Holder hereby represents as follows:

  1. Holder understands that the offer and sale of the Securities to Purchaser has not been registered under the Securities Act by reason of an exemption from the Securities Act’s registration requirements and that the availability of that exemption depends, among other things, on the accuracy of the representations in this certificate.
  2. The offer and sale of the Securities to Purchaser is not being effected for, on behalf of or in concert with the Issuer or any other person.
  3. Holder has not offered or sold the Securities pursuant to any form of general solicitation or general advertising.
  4. Immediately prior to making the offer of the Securities to the Purchaser and as of the date of this certificate, Holder had and has reasonable grounds to believe, and did and does believe, that Purchaser is an “accredited investor” as defined in Rule 501(a) of Regulation D under the Securities Act or a “qualified institutional buyer” as defined in Rule 144A under the Securities Act.
  5. Holder has made available to Purchaser all material information about the Issuer within Holder’s possession or to which it has access.

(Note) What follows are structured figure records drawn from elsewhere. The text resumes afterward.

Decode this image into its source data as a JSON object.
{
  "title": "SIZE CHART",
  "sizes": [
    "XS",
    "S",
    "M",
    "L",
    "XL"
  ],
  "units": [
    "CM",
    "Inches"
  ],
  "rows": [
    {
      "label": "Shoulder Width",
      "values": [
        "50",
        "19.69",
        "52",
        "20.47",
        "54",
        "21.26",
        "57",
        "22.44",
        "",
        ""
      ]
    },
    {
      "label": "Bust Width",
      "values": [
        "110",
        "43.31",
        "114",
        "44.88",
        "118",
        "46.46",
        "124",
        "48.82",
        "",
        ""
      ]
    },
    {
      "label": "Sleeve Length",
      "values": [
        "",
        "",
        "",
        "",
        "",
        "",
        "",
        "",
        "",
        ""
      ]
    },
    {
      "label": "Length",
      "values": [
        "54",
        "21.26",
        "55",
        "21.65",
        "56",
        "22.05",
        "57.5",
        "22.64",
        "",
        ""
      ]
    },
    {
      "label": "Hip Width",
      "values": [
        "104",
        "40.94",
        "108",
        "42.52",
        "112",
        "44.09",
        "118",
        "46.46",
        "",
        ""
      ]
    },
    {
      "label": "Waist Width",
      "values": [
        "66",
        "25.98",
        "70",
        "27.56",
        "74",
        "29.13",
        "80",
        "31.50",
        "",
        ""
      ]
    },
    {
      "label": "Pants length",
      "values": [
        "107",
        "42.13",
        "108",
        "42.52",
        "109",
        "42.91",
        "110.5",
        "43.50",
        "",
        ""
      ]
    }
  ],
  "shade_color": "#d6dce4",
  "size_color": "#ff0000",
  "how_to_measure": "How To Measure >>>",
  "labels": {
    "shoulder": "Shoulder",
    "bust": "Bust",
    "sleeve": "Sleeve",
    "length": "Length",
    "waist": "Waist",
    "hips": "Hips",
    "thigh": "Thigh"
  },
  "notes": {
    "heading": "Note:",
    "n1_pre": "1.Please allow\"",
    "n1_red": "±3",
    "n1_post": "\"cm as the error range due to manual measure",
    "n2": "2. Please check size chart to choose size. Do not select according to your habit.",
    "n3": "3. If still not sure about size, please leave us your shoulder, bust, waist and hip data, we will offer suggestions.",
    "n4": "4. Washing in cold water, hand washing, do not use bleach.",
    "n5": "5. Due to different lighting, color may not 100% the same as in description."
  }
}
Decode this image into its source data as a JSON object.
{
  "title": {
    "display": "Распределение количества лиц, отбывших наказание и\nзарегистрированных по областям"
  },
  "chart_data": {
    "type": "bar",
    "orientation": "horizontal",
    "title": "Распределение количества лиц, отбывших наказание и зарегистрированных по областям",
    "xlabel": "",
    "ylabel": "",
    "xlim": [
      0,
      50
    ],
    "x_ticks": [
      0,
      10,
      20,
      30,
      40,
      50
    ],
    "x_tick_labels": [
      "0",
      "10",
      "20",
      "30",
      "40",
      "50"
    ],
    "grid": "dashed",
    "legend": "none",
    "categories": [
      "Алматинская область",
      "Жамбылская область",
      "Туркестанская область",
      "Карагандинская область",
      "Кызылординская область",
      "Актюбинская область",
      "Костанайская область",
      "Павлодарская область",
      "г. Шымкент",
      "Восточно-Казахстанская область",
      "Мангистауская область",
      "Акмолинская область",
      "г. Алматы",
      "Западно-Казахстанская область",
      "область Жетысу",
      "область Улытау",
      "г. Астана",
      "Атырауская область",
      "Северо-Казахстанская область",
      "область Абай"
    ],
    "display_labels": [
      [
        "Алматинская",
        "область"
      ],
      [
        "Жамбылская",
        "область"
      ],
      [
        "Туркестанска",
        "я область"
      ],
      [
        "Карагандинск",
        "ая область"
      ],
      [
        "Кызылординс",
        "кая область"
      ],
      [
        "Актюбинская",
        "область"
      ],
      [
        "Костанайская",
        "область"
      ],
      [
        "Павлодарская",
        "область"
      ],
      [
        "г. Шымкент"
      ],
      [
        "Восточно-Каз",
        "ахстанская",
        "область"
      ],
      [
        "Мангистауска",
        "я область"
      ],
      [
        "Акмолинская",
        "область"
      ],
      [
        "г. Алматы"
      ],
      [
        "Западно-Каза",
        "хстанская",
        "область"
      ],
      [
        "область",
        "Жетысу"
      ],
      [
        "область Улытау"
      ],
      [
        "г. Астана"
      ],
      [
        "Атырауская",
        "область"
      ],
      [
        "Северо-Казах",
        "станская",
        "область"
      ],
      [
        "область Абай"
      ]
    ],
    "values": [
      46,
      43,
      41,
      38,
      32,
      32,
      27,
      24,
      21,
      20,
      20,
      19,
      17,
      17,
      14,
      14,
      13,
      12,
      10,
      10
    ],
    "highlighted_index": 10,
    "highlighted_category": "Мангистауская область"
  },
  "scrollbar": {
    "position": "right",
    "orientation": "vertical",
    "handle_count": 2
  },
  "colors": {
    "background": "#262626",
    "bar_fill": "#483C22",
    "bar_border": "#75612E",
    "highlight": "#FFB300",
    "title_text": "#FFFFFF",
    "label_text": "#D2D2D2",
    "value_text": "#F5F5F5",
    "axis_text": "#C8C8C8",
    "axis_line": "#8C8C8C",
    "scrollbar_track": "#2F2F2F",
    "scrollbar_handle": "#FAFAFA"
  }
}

C. Form of Purchaser Certificate

Counsel may use the following language as a starting point in drafting a certificate from the purchaser, tailored as appropriate to the applicable facts.

Purchaser hereby represents as follows:

  1. Purchaser understands that the offer and sale of Securities have not been registered under the Securities Act by reason of an exemption from the Securities Act’s registration requirements and that the availability of that exemption depends, among other things, on the accuracy of the representations in this certificate.
  2. Purchaser is an “accredited investor” as defined in Rule 501(a) of Regulation D under the Securities Act or a “qualified institutional buyer” as defined in Rule 144A under the Securities Act.
  3. Purchaser understands that the Securities are “restricted securities” as that term is defined in Rule 144 under the Securities Act.
  4. Purchaser has no present intention to resell the Securities, and Purchaser will not resell or otherwise transfer the Securities except pursuant to an exemption from the registration requirements of the Securities Act or in a transaction registered under the Securities Act.
  5. Purchaser is able to bear the economic risk of an investment in the Securities and has sufficient financial resources to incur and sustain a loss of a portion or all of its investment in the Securities without economic hardship.
  6. Purchaser has received or has access to information about the Issuer that it considers sufficient to make an informed investment decision.